It is with profound sadness that I received the news of the passing on Saturday, 26 August 2000 of the Rt. Hon. Sir Lynden Pindling, KCMG, former Prime Minister of the Commonwealth of The Bahamas. He was one of the longest serving and most influential Head of Government of the Caribbean Community (CARICOM).
Sir Lynden belonged to that generation of Third World Leaders who fought, successfully, to free their people from the bondage of colonialism and to bring their country to political independence. But, he was much more. In his almost 30 years as political leader, he transformed and welded the 700-island archipelago into an economically independent and socially cohesive member of the world community of nations. In his address to the United Nations on the accession of the Commonwealth of The Bahamas to that august body, he prophetically and correctly stated that The Bahamas can make a contribution in human relations, in affecting change without disorder, revolution without bloodshed, and in developing a stable economic and social order.
A committed regionalist, Sir Lynden was pivotal to The Bahamas’ accession to full membership of the Caribbean Community in 1983. He held the view and, in 1984 challenged his fellow CARICOM leaders to commit to an ideology of CARICOM regionalism which recognises that the interests that bind the Region together are infinitely stronger than those that force it asunder.

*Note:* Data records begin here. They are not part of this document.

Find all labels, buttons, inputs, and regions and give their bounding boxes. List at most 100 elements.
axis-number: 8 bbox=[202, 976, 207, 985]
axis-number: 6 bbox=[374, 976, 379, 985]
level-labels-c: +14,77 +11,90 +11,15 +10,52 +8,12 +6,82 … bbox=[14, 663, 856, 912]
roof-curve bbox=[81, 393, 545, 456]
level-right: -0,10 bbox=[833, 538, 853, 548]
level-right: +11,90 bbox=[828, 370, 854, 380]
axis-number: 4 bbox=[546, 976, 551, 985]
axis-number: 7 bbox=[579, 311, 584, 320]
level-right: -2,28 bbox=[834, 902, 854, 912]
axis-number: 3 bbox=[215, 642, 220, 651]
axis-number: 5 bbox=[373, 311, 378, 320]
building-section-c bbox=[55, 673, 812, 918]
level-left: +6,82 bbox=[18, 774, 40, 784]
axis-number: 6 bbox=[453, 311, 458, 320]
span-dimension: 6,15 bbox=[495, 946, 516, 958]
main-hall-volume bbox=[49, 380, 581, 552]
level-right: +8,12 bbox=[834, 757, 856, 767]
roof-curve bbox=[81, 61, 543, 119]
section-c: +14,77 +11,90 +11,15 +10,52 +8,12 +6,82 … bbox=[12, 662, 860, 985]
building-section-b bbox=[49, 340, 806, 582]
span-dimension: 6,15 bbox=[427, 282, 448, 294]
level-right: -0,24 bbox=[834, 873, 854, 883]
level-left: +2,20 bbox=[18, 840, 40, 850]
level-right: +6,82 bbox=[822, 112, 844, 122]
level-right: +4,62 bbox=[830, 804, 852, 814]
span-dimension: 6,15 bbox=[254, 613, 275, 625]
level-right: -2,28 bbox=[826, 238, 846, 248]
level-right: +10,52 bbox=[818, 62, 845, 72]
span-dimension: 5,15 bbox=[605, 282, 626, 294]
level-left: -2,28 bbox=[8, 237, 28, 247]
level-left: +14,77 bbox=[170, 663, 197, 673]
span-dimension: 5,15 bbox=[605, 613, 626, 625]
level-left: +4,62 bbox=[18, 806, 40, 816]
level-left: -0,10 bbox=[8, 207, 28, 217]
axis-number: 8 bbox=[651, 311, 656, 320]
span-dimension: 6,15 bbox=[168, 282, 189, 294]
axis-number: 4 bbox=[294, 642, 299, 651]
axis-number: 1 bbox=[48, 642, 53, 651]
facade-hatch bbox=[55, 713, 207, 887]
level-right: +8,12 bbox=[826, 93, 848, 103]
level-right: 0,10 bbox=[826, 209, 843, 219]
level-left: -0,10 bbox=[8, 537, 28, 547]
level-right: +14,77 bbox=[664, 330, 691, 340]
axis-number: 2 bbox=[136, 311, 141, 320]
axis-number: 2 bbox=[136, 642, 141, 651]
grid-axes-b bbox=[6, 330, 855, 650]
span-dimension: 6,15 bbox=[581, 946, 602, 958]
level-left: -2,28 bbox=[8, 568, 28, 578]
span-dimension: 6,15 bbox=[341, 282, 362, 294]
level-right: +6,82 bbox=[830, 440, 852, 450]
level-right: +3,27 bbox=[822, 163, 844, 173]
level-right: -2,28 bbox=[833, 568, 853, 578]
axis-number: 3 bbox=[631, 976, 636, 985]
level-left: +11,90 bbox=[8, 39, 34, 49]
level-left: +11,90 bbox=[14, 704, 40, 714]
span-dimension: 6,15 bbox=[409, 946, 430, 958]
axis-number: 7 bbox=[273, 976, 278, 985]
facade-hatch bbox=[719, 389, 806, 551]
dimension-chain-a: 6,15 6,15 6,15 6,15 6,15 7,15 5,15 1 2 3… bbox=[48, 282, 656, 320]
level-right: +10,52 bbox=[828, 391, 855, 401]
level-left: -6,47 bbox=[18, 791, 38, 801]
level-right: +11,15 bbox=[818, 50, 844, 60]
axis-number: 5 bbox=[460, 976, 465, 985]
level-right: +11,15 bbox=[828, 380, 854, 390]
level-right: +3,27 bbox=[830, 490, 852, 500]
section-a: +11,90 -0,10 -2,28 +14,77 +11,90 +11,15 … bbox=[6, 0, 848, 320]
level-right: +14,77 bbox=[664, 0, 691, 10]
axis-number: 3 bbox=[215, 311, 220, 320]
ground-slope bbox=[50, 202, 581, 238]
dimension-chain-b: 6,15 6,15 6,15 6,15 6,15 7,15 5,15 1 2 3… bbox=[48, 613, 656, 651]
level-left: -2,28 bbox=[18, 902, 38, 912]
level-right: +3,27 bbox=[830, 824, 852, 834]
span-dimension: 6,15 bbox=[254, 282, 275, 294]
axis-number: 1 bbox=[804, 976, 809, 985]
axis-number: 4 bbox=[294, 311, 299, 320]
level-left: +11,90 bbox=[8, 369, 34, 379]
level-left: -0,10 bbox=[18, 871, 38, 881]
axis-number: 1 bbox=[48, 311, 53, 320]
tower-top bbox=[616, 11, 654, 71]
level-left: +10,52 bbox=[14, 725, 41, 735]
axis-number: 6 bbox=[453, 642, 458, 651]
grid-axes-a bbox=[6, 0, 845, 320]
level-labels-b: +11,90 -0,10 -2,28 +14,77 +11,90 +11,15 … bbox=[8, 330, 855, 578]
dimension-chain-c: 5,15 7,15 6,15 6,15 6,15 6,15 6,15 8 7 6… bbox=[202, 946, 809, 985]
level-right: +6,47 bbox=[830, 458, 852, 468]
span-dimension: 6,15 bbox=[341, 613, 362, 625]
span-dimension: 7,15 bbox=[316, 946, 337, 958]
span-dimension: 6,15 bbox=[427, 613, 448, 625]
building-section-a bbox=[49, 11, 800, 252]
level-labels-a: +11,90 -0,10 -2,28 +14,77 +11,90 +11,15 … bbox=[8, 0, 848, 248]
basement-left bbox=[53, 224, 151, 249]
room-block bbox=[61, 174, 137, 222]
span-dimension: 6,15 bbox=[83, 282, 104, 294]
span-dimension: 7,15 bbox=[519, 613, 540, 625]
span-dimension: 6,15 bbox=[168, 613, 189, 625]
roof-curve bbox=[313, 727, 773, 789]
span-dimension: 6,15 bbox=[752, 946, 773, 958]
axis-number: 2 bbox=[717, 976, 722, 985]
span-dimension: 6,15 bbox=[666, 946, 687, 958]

It was the recognition of that philosophy and commitment which earned Sir Lynden and The Bahamas a place at the table in all of CARICOM Heads of Government meetings long before The Bahamas became an official member of the Community.
It is not without significance that only one year after its accession to CARICOM, The Bahamas was chosen to host, and Prime Minister Pindling to preside over, the Fifth Meeting of the Conference of Heads of Government. In July 1984, barely nine months after the events of October 1983, political relations in the Community were strained even as the regional economy reeled from the second international economic crisis in ten years, and intraregional trade plummetted and various national economies were pressured to introduce individual structural adjustment programmes. Few could have managed the situation, and even fewer hoped for positive results. Yet, Sir Lynden made it clear to his colleagues at the very start of the Conference that he could contemplate no outcome but completion of the process of healing the bruises and the restoration of the fullness of mutual understanding which was the bedrock on which CARICOM had its genesis.
The Fifth Meeting of the Conference produced The Nassau Understanding on Structural Adjustment and Closer Integration for Accelerated Development in the Caribbean Community giving substance to Sir Lynden’s vision in his opening statement that as a result of this Conference the purveyors of doubt and the perpetrators of discord who ask will CARICOM survive? will receive a resounding answer: CARICOM shall not only survive, it shall triumph.
Sir Lynden was a strong advocate of the sovereignty, independence and territorial integrity of small states; issues which have pre-occupied the Caribbean Community from its inception. Sir Lynden’s clear vision, calmness and precision in the use of language have enabled the Community to gain international acceptance for its position on many of these thorny issues.
Sir Lynden had a generosity of spirit towards the integration movement and the circumstances of the other Members which has come to characterise Bahamian involvement in the integration process. The Secretariat has drawn on that generosity on many occasions.
The integration process has lost a friend and a true champion; The Bahamas, its founder, moulder and inspiration.
The Staff of the CARICOM Secretariat joins me in sharing with his family, the Government and the People of The Bahamas and the wider Caribbean Community the profound grief and sense of loss occasioned by his passing.